By Neil Saunders, managing director of GlobalData Retail - 01/15/2020
target shopper getting help from employee

There is no doubt that Target’s holiday revenue has missed the mark. The 1.4% uplift in comparable sales represents some progress, but it is a long way below expectations and is a sharp deterioration on the third quarter when comparables grew by 4.5%.
While not a cause for celebration, neither are the results dire. The increase comes off the back of very strong 5.7% growth last year, which was always going to be a tough number to beat. Moreover, across most of Target’s assortment performance continues to be strong. Comparable sales in apparel rose by 5%, beauty by 7%, and food by 3%. In the first two categories, Target is taking market share; in food it is maintaining share.
Unfortunately, several key holiday categories did not play ball. Home sales fell by 1% in comparable terms, toy sales were flat, and electronics dropped by over 6%. Given the volume and significance of all these areas over the holidays, the lack of traction had a disproportionate impact on the overall number.

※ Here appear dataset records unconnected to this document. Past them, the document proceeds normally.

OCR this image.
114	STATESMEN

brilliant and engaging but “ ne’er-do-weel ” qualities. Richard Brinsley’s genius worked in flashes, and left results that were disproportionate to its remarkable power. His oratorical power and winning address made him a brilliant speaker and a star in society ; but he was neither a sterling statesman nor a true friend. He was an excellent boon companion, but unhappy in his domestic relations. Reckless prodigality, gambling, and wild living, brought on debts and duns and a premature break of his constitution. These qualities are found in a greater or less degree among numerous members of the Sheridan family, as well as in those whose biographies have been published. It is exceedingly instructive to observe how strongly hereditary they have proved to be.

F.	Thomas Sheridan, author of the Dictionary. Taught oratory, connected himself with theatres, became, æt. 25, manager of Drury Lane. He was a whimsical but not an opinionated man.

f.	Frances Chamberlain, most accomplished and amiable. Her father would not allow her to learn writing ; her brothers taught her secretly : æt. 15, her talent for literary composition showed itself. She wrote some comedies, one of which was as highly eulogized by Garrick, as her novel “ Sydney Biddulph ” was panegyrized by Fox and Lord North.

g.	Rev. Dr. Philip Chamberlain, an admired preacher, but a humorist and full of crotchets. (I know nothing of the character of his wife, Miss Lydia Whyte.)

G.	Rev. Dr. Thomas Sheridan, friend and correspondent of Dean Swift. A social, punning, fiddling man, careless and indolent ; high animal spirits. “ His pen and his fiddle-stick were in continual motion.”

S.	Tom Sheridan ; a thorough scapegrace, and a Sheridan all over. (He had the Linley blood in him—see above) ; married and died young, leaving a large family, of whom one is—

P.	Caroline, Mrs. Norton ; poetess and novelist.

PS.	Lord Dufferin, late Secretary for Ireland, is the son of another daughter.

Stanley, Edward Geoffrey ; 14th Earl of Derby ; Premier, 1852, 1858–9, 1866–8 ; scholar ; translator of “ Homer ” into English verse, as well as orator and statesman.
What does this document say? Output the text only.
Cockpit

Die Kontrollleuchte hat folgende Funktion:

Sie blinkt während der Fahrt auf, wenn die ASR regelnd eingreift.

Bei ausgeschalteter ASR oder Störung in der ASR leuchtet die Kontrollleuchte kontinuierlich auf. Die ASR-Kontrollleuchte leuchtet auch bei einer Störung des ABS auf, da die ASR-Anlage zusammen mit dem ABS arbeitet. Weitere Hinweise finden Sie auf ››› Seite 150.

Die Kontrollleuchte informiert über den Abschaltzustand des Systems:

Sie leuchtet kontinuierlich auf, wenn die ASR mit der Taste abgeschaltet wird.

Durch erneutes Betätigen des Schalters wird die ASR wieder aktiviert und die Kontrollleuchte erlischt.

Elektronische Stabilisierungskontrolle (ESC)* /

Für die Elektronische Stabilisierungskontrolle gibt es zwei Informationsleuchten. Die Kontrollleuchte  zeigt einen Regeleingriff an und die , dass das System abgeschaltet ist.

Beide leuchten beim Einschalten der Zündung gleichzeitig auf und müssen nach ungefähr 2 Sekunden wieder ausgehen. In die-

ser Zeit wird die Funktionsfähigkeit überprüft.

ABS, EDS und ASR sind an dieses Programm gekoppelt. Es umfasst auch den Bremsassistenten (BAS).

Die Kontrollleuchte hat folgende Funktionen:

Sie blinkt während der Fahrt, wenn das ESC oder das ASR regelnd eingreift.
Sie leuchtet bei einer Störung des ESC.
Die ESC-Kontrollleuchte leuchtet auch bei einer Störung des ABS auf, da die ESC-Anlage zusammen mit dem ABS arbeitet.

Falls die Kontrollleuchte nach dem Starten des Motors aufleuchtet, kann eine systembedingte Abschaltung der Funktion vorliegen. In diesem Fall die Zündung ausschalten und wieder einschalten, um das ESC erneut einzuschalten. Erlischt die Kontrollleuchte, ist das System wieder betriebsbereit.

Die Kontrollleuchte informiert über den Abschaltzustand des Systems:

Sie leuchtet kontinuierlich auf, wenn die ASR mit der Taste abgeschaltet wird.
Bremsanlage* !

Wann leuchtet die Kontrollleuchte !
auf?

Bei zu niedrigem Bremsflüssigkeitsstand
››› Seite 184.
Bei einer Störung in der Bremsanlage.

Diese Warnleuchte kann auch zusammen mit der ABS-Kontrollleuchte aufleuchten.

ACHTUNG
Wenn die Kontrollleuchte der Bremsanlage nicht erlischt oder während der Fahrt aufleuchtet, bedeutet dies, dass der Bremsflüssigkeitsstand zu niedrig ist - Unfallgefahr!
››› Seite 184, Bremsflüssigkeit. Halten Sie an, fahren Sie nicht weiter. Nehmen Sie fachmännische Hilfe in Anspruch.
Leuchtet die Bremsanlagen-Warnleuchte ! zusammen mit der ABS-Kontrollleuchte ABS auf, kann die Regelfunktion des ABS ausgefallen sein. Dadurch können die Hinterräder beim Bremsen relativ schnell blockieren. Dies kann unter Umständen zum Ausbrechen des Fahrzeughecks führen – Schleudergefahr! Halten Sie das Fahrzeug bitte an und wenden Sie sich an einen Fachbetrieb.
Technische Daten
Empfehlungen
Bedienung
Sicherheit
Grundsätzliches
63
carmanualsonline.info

The results in electronics and home are particularly disappointing and, in our view, there are several factors at play here. Some of the softness relates to the later timing of Black Friday, which came much nearer Christmas and it is likely some consumers decided to preserve their budgets for holiday things rather than splash out on big-ticket bargains. Moreover, the technology line up in electronics was far from inspiring this season – something that is largely out of Target’s control – but which nonetheless affected sales.
The good news is that despite the value it generates, electronics is a very low margin category, so deterioration in this segment will not be particularly damaging to profits. This is one of the reasons Target has preserved its earnings guidance for the quarter.
Toys was a very competitive area over the holidays. And while Target did make some market share progress, extensive discounting, offers and generally lower prices all squeezed the sales line. The only crumb of comfort here is that Target was not alone in feeling this pressure.
Overall, Target remains a good retailer on the right trajectory. It may have stumbled and slowed over the holidays, but it is still one of the most attractive runners in the retail race.